To ensure things are on track, the smart move is to look again at income, existing allocations, the full up-to-date range of fund options, and one's personal risk profile. The latter obviously changes through the years as retirement approaches.

For that reason, Tso suggests it also makes sense to do a risk profile review every three years as one step to picking the most appropriate funds.

Understandably, there is a degree of caution about recommending a preferred portfolio mix, since so many variables can be involved. However, most professional advisers underscore the need for a reasonable balance, less risky investments as one gets older, and the received wisdom that equities perform best over the long term.

"The most common investment choices would be mixed-asset funds with a combination of equities and bonds," Tso says. "In general, though, the key for MPF members is not to try to time the market by making frequent switches. That way, they can end up buying high and selling low."
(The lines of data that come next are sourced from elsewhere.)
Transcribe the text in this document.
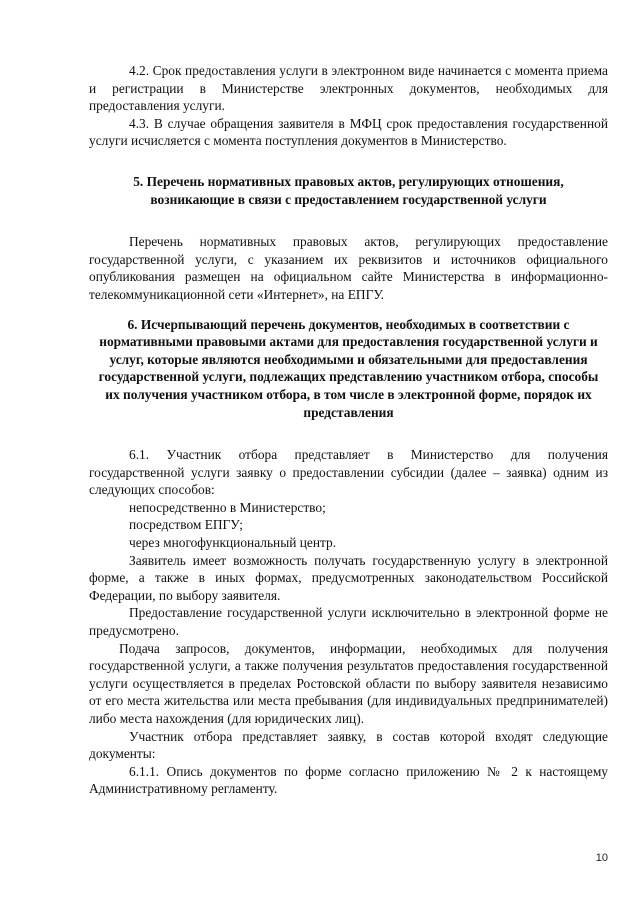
4.2. Срок предоставления услуги в электронном виде начинается с момента приема и регистрации в Министерстве электронных документов, необходимых для предоставления услуги.

4.3. В случае обращения заявителя в МФЦ срок предоставления государственной услуги исчисляется с момента поступления документов в Министерство.

5. Перечень нормативных правовых актов, регулирующих отношения, возникающие в связи с предоставлением государственной услуги

Перечень нормативных правовых актов, регулирующих предоставление государственной услуги, с указанием их реквизитов и источников официального опубликования размещен на официальном сайте Министерства в информационно-телекоммуникационной сети «Интернет», на ЕПГУ.

6. Исчерпывающий перечень документов, необходимых в соответствии с нормативными правовыми актами для предоставления государственной услуги и услуг, которые являются необходимыми и обязательными для предоставления государственной услуги, подлежащих представлению участником отбора, способы их получения участником отбора, в том числе в электронной форме, порядок их представления

6.1. Участник отбора представляет в Министерство для получения государственной услуги заявку о предоставлении субсидии (далее – заявка) одним из следующих способов:

непосредственно в Министерство;

посредством ЕПГУ;

через многофункциональный центр.

Заявитель имеет возможность получать государственную услугу в электронной форме, а также в иных формах, предусмотренных законодательством Российской Федерации, по выбору заявителя.

Предоставление государственной услуги исключительно в электронной форме не предусмотрено.

Подача запросов, документов, информации, необходимых для получения государственной услуги, а также получения результатов предоставления государственной услуги осуществляется в пределах Ростовской области по выбору заявителя независимо от его места жительства или места пребывания (для индивидуальных предпринимателей) либо места нахождения (для юридических лиц).

Участник отбора представляет заявку, в состав которой входят следующие документы:

6.1.1. Опись документов по форме согласно приложению № 2 к настоящему Административному регламенту.

10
The skill comes in not over-reacting to short-term trends, while also not putting too much trust in historic performance. Scheme providers may produce all manners of charts and graphs for their websites, updates and annual reports, but Tso stresses that data on past performance is "definitely not" a reliable guide to future prospects.

"Investors should look at the rolling average returns to identify the trend, rather than taking one, three or five years as a specific measurement period - that could be misleading," he says.

That is why a regular annual review is so important, making sensible adjustments possible without trying to catch every market turn. With the ECA, it is also a prompt to compare the fees, growth achieved and recent performance of alternative providers offering similar funds.

A long-time adviser on various aspects of the MPF project, Tso says there is still plenty of scope for improvements. More complex areas, such as including an element of medical cover, will require long and detailed debate. Others like the scheme's "PR", which has a significant bearing on public perceptions, can perhaps be tackled more easily.

"The public image of the MPF system could be enhanced," Tso says. "The general feeling about it is still not that positive, with many investors saying, for example, that the fees are too high and returns are not good enough. We should also mention that MPF members do not generally appreciate all the good points of the system, its availability, and how it helps them save steadily for retirement."

The message, of course, for individual savers is to make the best of what's there - something many still fail to do. Time taken to review and rebalance present holdings could, in many cases, lead to markedly better annual returns. And the chance of using the scheme for voluntary savings remains a viable but largely under-explored option.